Kuzey Kıbrıs Türk Cumhuriyeti’nde seçimler gerçekleşti. Harika bir olgunluk içerisinde demokratik ve herkesin her şeyi rahatça söyleyebildiği kimsenin diğerinin baskısı altında ezilmediği bir ortamda müdahalecilik konusunda uzman Türkiye kanadına rağmen halk her yönü ile istediği kişileri ve partileri parlamentoya taşıdı. Eşek demeye artık dilimizin varmadığı Kadife’nin dahi panolarının asılarak seçime aday olduğunu açıklamasının bile kimse tarafından yadırganmadığı bir ortamda İktidar partisi kendi içinde yaşadığı bölünme sonrasında kan kaybederken seçimden birinci parti çıkmadığı taktirde istifa edeceğim diyen ve ancak 3. olan Demokrat Parti ve lideri Serdar Denktaş dahi seçim sonrası iktidar hesapları içerisinde keskin tavrından vazgeçmiş görünüyorlar. Partinin yapamadığını halkın gerçekleştirmesi ve İrsen Küçük’ü seçimlerde parlamentoya göndermemesi UBP için dönüm noktası niteliğinde.
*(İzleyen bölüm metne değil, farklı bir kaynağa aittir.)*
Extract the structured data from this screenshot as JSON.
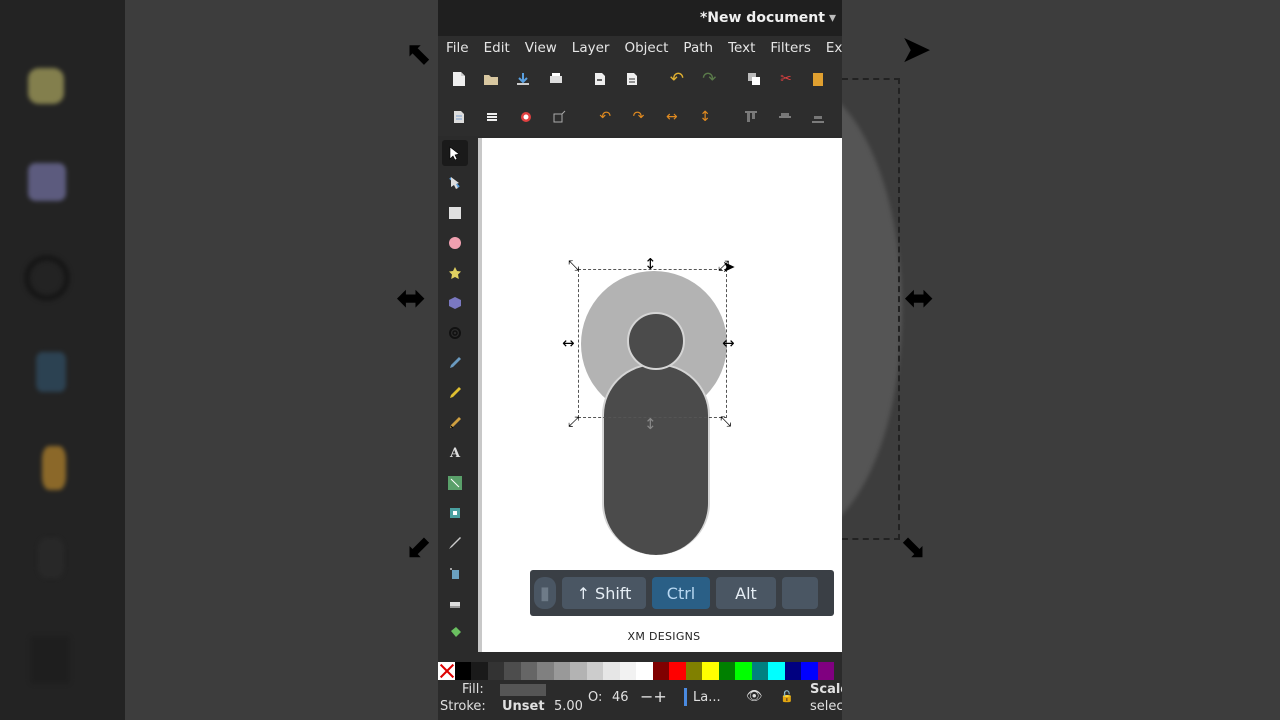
{
  "window": {
    "title": "*New document"
  },
  "menu": [
    "File",
    "Edit",
    "View",
    "Layer",
    "Object",
    "Path",
    "Text",
    "Filters",
    "Ext"
  ],
  "toolbar_row1": [
    "new-document-icon",
    "open-icon",
    "save-icon",
    "print-icon",
    "import-icon",
    "export-icon",
    "undo-icon",
    "redo-icon",
    "duplicate-icon",
    "cut-icon",
    "paste-icon"
  ],
  "toolbar_row2": [
    "document-properties-icon",
    "layers-icon",
    "fill-stroke-icon",
    "transform-icon",
    "rotate-ccw-icon",
    "rotate-cw-icon",
    "flip-horizontal-icon",
    "flip-vertical-icon",
    "align-top-icon",
    "align-middle-icon",
    "align-bottom-icon"
  ],
  "tools": [
    "selector-tool",
    "node-tool",
    "rectangle-tool",
    "ellipse-tool",
    "star-tool",
    "3dbox-tool",
    "spiral-tool",
    "pencil-tool",
    "pen-tool",
    "calligraphy-tool",
    "text-tool",
    "gradient-tool",
    "mesh-tool",
    "dropper-tool",
    "spray-tool",
    "eraser-tool",
    "paint-bucket-tool"
  ],
  "keys": {
    "shift": "↑  Shift",
    "ctrl": "Ctrl",
    "alt": "Alt",
    "blank": ""
  },
  "watermark": "XM DESIGNS",
  "palette": [
    "none",
    "#000000",
    "#1a1a1a",
    "#333333",
    "#4d4d4d",
    "#666666",
    "#808080",
    "#999999",
    "#b3b3b3",
    "#cccccc",
    "#e6e6e6",
    "#f2f2f2",
    "#ffffff",
    "#800000",
    "#ff0000",
    "#808000",
    "#ffff00",
    "#008000",
    "#00ff00",
    "#008080",
    "#00ffff",
    "#000080",
    "#0000ff",
    "#800080"
  ],
  "status": {
    "fill_label": "Fill:",
    "stroke_label": "Stroke:",
    "stroke_value": "Unset",
    "stroke_width": "5.00",
    "opacity_label": "O:",
    "opacity_value": "46",
    "layer_label": "La...",
    "scale_label": "Scale",
    "select_label": "selec"
  }
}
Tepki olarak sandığa gitmeyenler veya karma oy kullananlar seçimlere ayrı bir renk ve değer katarken Sol partilerin toplam 24 milletvekilinde kalması sağ partilerin kendi arasındaki sorunlara rağmen 26 vekile ulaşması seçimlerden birinci parti olarak çıkan CTP’nin seçimlerin esas galibi olarak nitelendirilmesi görüşünün biraz yanlış olduğu düşüncesindeyim. Şimdi kurulacak koalisyon hükümeti ülkeyi yönetirken daha göreve başlamadan birbirlerine verecekleri tavizler nedeni ile halka söz verdiklerini yerine getirmekten uzak bir görüntü içerisine girecek.
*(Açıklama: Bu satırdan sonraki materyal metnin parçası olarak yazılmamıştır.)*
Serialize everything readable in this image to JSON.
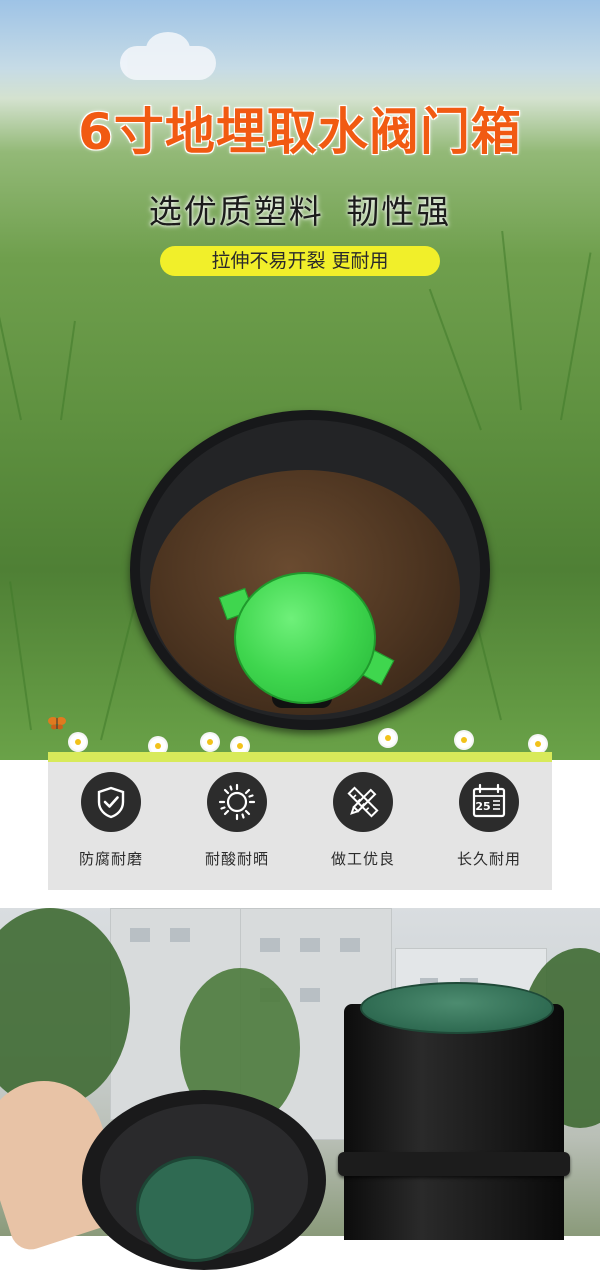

Bu da yine muhalefetteki partilerin işine yarayacağından hükümete girip girmeme konusunda herkesi iki defa düşünmesi gereken bir tablo ile karşı karşıya bırakıyor.
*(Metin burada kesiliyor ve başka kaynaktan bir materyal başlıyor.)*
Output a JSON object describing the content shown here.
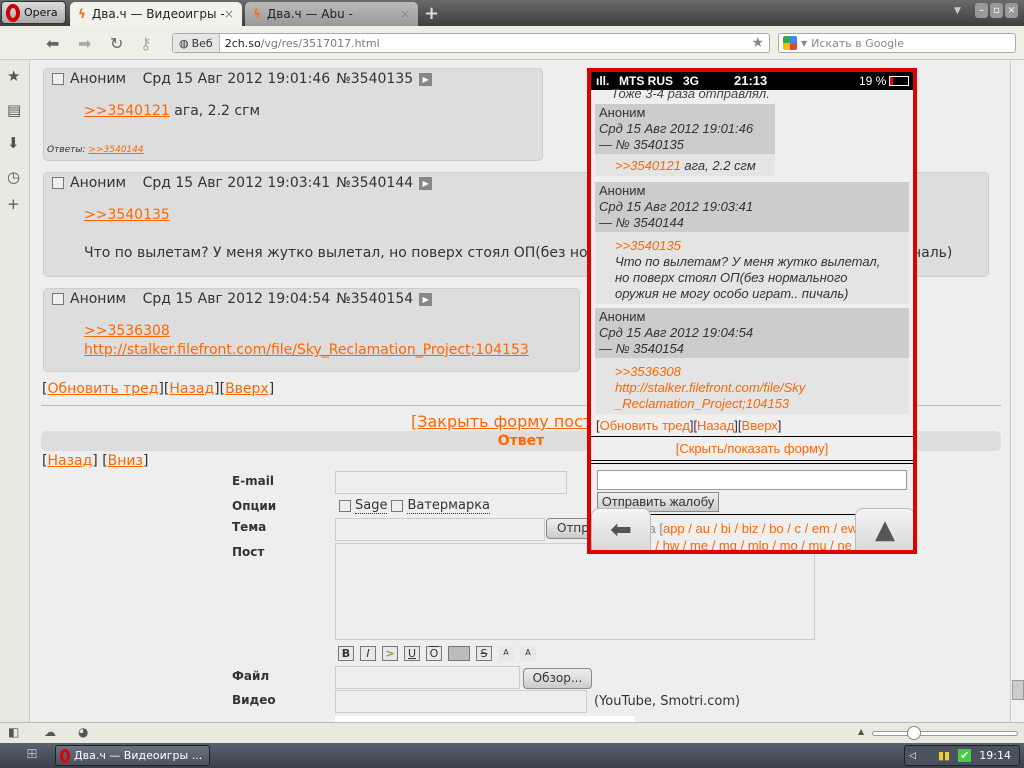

Hükümet kurma görevinin öncelikle CTP’ye verilmesi bekleniyor. Olası bir CTP – DP iktidarı daha önce denenmiş ve o zaman daha güçsüz olmasına rağmen DP ile yapılan ortaklık başarılı bir uygulamayı sağlayamamıştı.
Bu seçimlerde daha güçlü çıkan DP ile yapılacak pazarlık çetin geçecek gibi görünüyor. DP dışındaki seçeneğin ise UBP olması bütün değerlerin bir kenara bırakılması anlamını geleceğinden, böyle bir hükümet modeline her iki tarafın tabanından da olası bir Kıbrıs sorunu çözümü dışında hiçbir şekilde destek gelmeyeceği açık. Bence Eroğlu ve Denktaş kırgınlık dönemi bu seçimler vesilesi ile son bulacak görünüyor.